X-ray diffraction shows that these pseudo binary alloys all have a single-phase C14 type crystal structure, with lattice constants located between TiMn2 and ZrMn2. In these two series, as the Zr content increases or the elements replacing Mn decrease, corresponding to changes in their lattice constants, the platform pressure decreases. This is consistent with the law of the Ti Mn binary system, that is, the larger the lattice constant, the greater the hydrogen absorption amount, and the lower the platform pressure.

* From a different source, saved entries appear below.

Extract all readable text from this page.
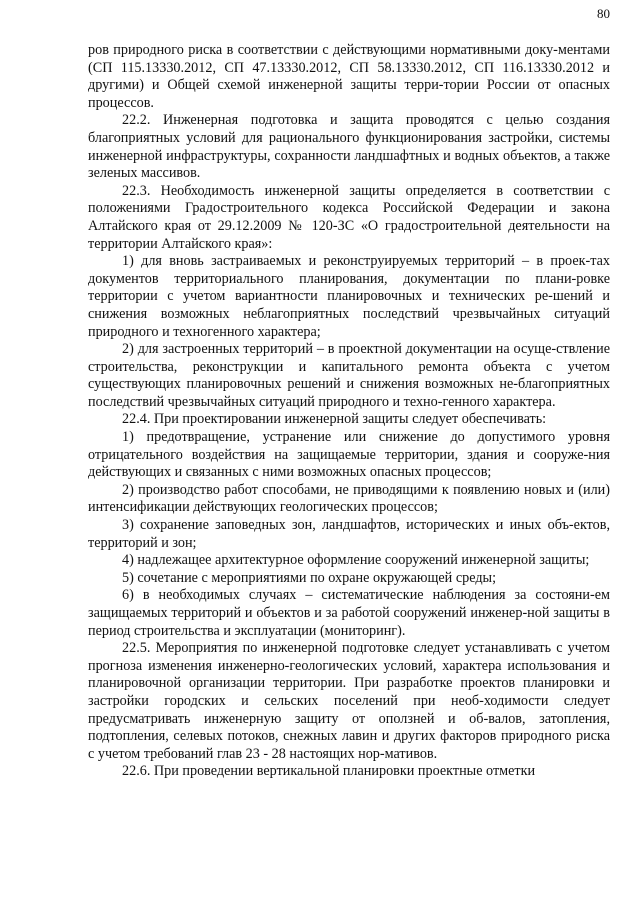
80

ров природного риска в соответствии с действующими нормативными доку-ментами (СП 115.13330.2012, СП 47.13330.2012, СП 58.13330.2012, СП 116.13330.2012 и другими) и Общей схемой инженерной защиты терри-тории России от опасных процессов.

22.2. Инженерная подготовка и защита проводятся с целью создания благоприятных условий для рационального функционирования застройки, системы инженерной инфраструктуры, сохранности ландшафтных и водных объектов, а также зеленых массивов.

22.3. Необходимость инженерной защиты определяется в соответствии с положениями Градостроительного кодекса Российской Федерации и закона Алтайского края от 29.12.2009 № 120-ЗС «О градостроительной деятельности на территории Алтайского края»:

1) для вновь застраиваемых и реконструируемых территорий – в проек-тах документов территориального планирования, документации по плани-ровке территории с учетом вариантности планировочных и технических ре-шений и снижения возможных неблагоприятных последствий чрезвычайных ситуаций природного и техногенного характера;

2) для застроенных территорий – в проектной документации на осуще-ствление строительства, реконструкции и капитального ремонта объекта с учетом существующих планировочных решений и снижения возможных не-благоприятных последствий чрезвычайных ситуаций природного и техно-генного характера.

22.4. При проектировании инженерной защиты следует обеспечивать:

1) предотвращение, устранение или снижение до допустимого уровня отрицательного воздействия на защищаемые территории, здания и сооруже-ния действующих и связанных с ними возможных опасных процессов;

2) производство работ способами, не приводящими к появлению новых и (или) интенсификации действующих геологических процессов;

3) сохранение заповедных зон, ландшафтов, исторических и иных объ-ектов, территорий и зон;

4) надлежащее архитектурное оформление сооружений инженерной защиты;

5) сочетание с мероприятиями по охране окружающей среды;

6) в необходимых случаях – систематические наблюдения за состояни-ем защищаемых территорий и объектов и за работой сооружений инженер-ной защиты в период строительства и эксплуатации (мониторинг).

22.5. Мероприятия по инженерной подготовке следует устанавливать с учетом прогноза изменения инженерно-геологических условий, характера использования и планировочной организации территории. При разработке проектов планировки и застройки городских и сельских поселений при необ-ходимости следует предусматривать инженерную защиту от оползней и об-валов, затопления, подтопления, селевых потоков, снежных лавин и других факторов природного риска с учетом требований глав 23 - 28 настоящих нор-мативов.

22.6. При проведении вертикальной планировки проектные отметки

The Panasonic Institute of Technology in Japan found that Ti0.8Zr0.2Mn1.2Cr0.8 has good hydrogen storage properties in the Ti Zr Mn Cr quaternary system. The Metal Materials Research Laboratory of Zhejiang University found that Ti0.8Zr0.2Mn1.8Nd0.2 absorbs 180cm3/g hydrogen and releases 140cm3/g hydrogen at 323K, with good platform characteristics and almost no lag, making it a promising material for application.

Hydrogen storage containers made of metal hydrides can easily provide hydrogen sources for fuel cells, which is also an important application field of hydrogen storage materials, especially for high-capacity magnesium based hydrogen storage materials. Currently, we are actively developing large-scale hydrogen storage containers.

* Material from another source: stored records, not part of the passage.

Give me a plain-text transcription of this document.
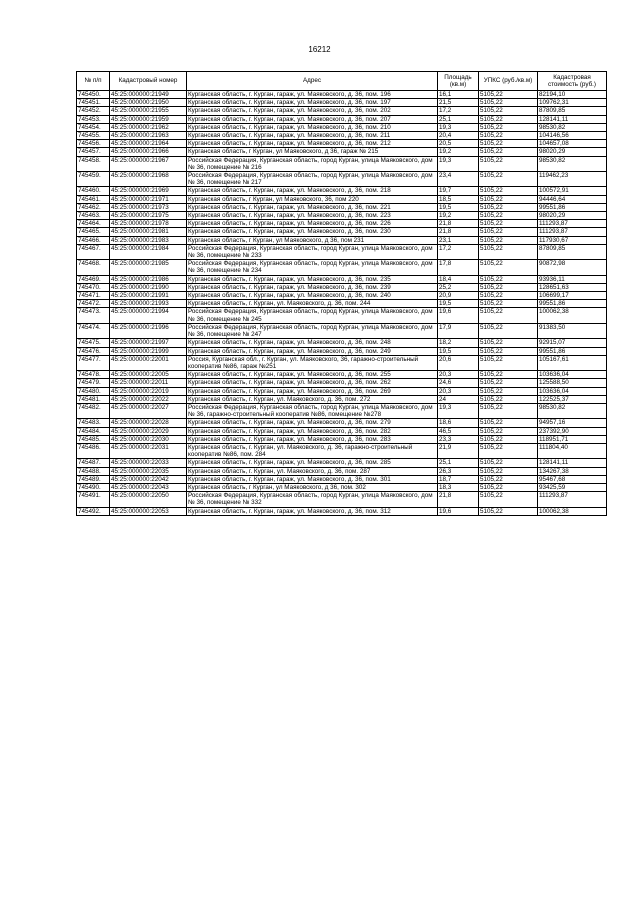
16212
№ п/п	Кадастровый номер	Адрес	Площадь (кв.м)	УПКС (руб./кв.м)	Кадастровая стоимость (руб.)
745450.	45:25:000000:21949	Курганская область, г. Курган, гараж, ул. Маяковского, д. 36, пом. 196	16,1	5105,22	82194,10
745451.	45:25:000000:21950	Курганская область, г. Курган, гараж, ул. Маяковского, д. 36, пом. 197	21,5	5105,22	109762,31
745452.	45:25:000000:21955	Курганская область, г. Курган, гараж, ул. Маяковского, д. 36, пом. 202	17,2	5105,22	87809,85
745453.	45:25:000000:21959	Курганская область, г. Курган, гараж, ул. Маяковского, д. 36, пом. 207	25,1	5105,22	128141,11
745454.	45:25:000000:21962	Курганская область, г. Курган, гараж, ул. Маяковского, д. 36, пом. 210	19,3	5105,22	98530,82
745455.	45:25:000000:21963	Курганская область, г. Курган, гараж, ул. Маяковского, д. 36, пом. 211	20,4	5105,22	104146,56
745456.	45:25:000000:21964	Курганская область, г. Курган, гараж, ул. Маяковского, д. 36, пом. 212	20,5	5105,22	104657,08
745457.	45:25:000000:21966	Курганская область, г Курган, ул Маяковского, д 36, гараж № 215	19,2	5105,22	98020,29
745458.	45:25:000000:21967	Российская Федерация, Курганская область, город Курган, улица Маяковского, дом № 36, помещение № 216	19,3	5105,22	98530,82
745459.	45:25:000000:21968	Российская Федерация, Курганская область, город Курган, улица Маяковского, дом № 36, помещение № 217	23,4	5105,22	119462,23
745460.	45:25:000000:21969	Курганская область, г. Курган, гараж, ул. Маяковского, д. 36, пом. 218	19,7	5105,22	100572,91
745461.	45:25:000000:21971	Курганская область, г Курган, ул Маяковского, 36, пом 220	18,5	5105,22	94446,64
745462.	45:25:000000:21973	Курганская область, г. Курган, гараж, ул. Маяковского, д. 36, пом. 221	19,5	5105,22	99551,86
745463.	45:25:000000:21975	Курганская область, г. Курган, гараж, ул. Маяковского, д. 36, пом. 223	19,2	5105,22	98020,29
745464.	45:25:000000:21978	Курганская область, г. Курган, гараж, ул. Маяковского, д. 36, пом. 226	21,8	5105,22	111293,87
745465.	45:25:000000:21981	Курганская область, г. Курган, гараж, ул. Маяковского, д. 36, пом. 230	21,8	5105,22	111293,87
745466.	45:25:000000:21983	Курганская область, г Курган, ул Маяковского, д 36, пом 231	23,1	5105,22	117930,67
745467.	45:25:000000:21984	Российская Федерация, Курганская область, город Курган, улица Маяковского, дом № 36, помещение № 233	17,2	5105,22	87809,85
745468.	45:25:000000:21985	Российская Федерация, Курганская область, город Курган, улица Маяковского, дом № 36, помещение № 234	17,8	5105,22	90872,98
745469.	45:25:000000:21986	Курганская область, г. Курган, гараж, ул. Маяковского, д. 36, пом. 235	18,4	5105,22	93936,11
745470.	45:25:000000:21990	Курганская область, г. Курган, гараж, ул. Маяковского, д. 36, пом. 239	25,2	5105,22	128651,63
745471.	45:25:000000:21991	Курганская область, г. Курган, гараж, ул. Маяковского, д. 36, пом. 240	20,9	5105,22	106699,17
745472.	45:25:000000:21993	Курганская область, г. Курган, ул. Маяковского, д. 36, пом. 244	19,5	5105,22	99551,86
745473.	45:25:000000:21994	Российская Федерация, Курганская область, город Курган, улица Маяковского, дом № 36, помещение № 245	19,6	5105,22	100062,38
745474.	45:25:000000:21996	Российская Федерация, Курганская область, город Курган, улица Маяковского, дом № 36, помещение № 247	17,9	5105,22	91383,50
745475.	45:25:000000:21997	Курганская область, г. Курган, гараж, ул. Маяковского, д. 36, пом. 248	18,2	5105,22	92915,07
745476.	45:25:000000:21999	Курганская область, г. Курган, гараж, ул. Маяковского, д. 36, пом. 249	19,5	5105,22	99551,86
745477.	45:25:000000:22001	Россия, Курганская обл., г. Курган, ул. Маяковского, 36, гаражно-строительный кооператив №86, гараж №251	20,6	5105,22	105167,61
745478.	45:25:000000:22005	Курганская область, г. Курган, гараж, ул. Маяковского, д. 36, пом. 255	20,3	5105,22	103636,04
745479.	45:25:000000:22011	Курганская область, г. Курган, гараж, ул. Маяковского, д. 36, пом. 262	24,6	5105,22	125588,50
745480.	45:25:000000:22019	Курганская область, г. Курган, гараж, ул. Маяковского, д. 36, пом. 269	20,3	5105,22	103636,04
745481.	45:25:000000:22022	Курганская область, г. Курган, ул. Маяковского, д. 36, пом. 272	24	5105,22	122525,37
745482.	45:25:000000:22027	Российская Федерация, Курганская область, город Курган, улица Маяковского, дом № 36, гаражно-строительный кооператив №86, помещение №278	19,3	5105,22	98530,82
745483.	45:25:000000:22028	Курганская область, г. Курган, гараж, ул. Маяковского, д. 36, пом. 279	18,6	5105,22	94957,16
745484.	45:25:000000:22029	Курганская область, г. Курган, гараж, ул. Маяковского, д. 36, пом. 282	46,5	5105,22	237392,90
745485.	45:25:000000:22030	Курганская область, г. Курган, гараж, ул. Маяковского, д. 36, пом. 283	23,3	5105,22	118951,71
745486.	45:25:000000:22031	Курганская область, г. Курган, ул. Маяковского, д. 36, гаражно-строительный кооператив №86, пом. 284	21,9	5105,22	111804,40
745487.	45:25:000000:22033	Курганская область, г. Курган, гараж, ул. Маяковского, д. 36, пом. 285	25,1	5105,22	128141,11
745488.	45:25:000000:22035	Курганская область, г. Курган, ул. Маяковского, д. 36, пом. 287	26,3	5105,22	134267,38
745489.	45:25:000000:22042	Курганская область, г. Курган, гараж, ул. Маяковского, д. 36, пом. 301	18,7	5105,22	95467,68
745490.	45:25:000000:22043	Курганская область, г Курган, ул Маяковского, д 36, пом. 302	18,3	5105,22	93425,59
745491.	45:25:000000:22050	Российская Федерация, Курганская область, город Курган, улица Маяковского, дом № 36, помещение № 332	21,8	5105,22	111293,87
745492.	45:25:000000:22053	Курганская область, г. Курган, гараж, ул. Маяковского, д. 36, пом. 312	19,6	5105,22	100062,38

For example, Kawasaki Heavy Industries in Japan uses 1000 kg of lanthanum rich mixed rare earth nickel aluminum alloy to make a 175m3 hydrogen storage container. Compared with high-pressure gas cylinders with the same volume, the weight of the container is reduced by 30% and the volume is reduced by 80%. The Japanese Institute of Chemical Technology used 1200kg of MmNi5 series alloy to make a 240m3 hydrogen storage device. Zhejiang University in China has also developed a hydrogen storage device with a capacity of 240m3, mainly used for hydrogen recovery and purification.

At present, only Toyota of Japan has developed a hydrogen storage device using metal hydride to store hydrogen for fuel cell vehicles in the world. In addition, the United States is conducting tests on a golf cart powered by fuel cells using metal hydride to supply hydrogen.

In terms of fuel cell miniaturization applications, the American Hydrogen Energy Company has developed a fuel cell powered wheelchair for the disabled and a 40 watt portable fuel cell power supply, which can be used for laptops, portable radios or other portable devices, by providing hydrogen with metal hydride;

A Japanese company has developed a small fuel cell lighting power supply using metal hydride to provide hydrogen; Canadian Ballard Company has developed a titanium series metal hydride hydrogen storage device matched with the fuel cell in the notebook computer; At present, the development of practical fuel cells in China is still in its infancy. However, with the growth of social demand and the progress of science and technology, the application of fuel cells will become more and more widespread. Therefore, it is imperative to carry out industrial production research on hydrogen storage materials for fuel cell hydrogen sources.

In recent years, with the increasing research and development of fuel cells, the application of hydrogen storage materials as hydrogen storage media has once again attracted people's attention. While improving traditional hydrogen storage methods (mainly high-pressure tank hydrogen storage and liquid hydrogen storage), people place greater hopes on metal hydride hydrogen storage. The key problem is to find a new type of hydrogen storage material with large hydrogen storage capacity and moderate working conditions.

The research on magnesium based hydrogen storage composite materials has only emerged in the past decade, and its basic research and application prospects are very broad. Although some researchers have conducted preliminary research in this field, a large amount of work still needs to be systematically and deeply carried out. At present, due to the use of a single system of hydrogen storage alloys alone, they cannot meet the needs of practical applications well.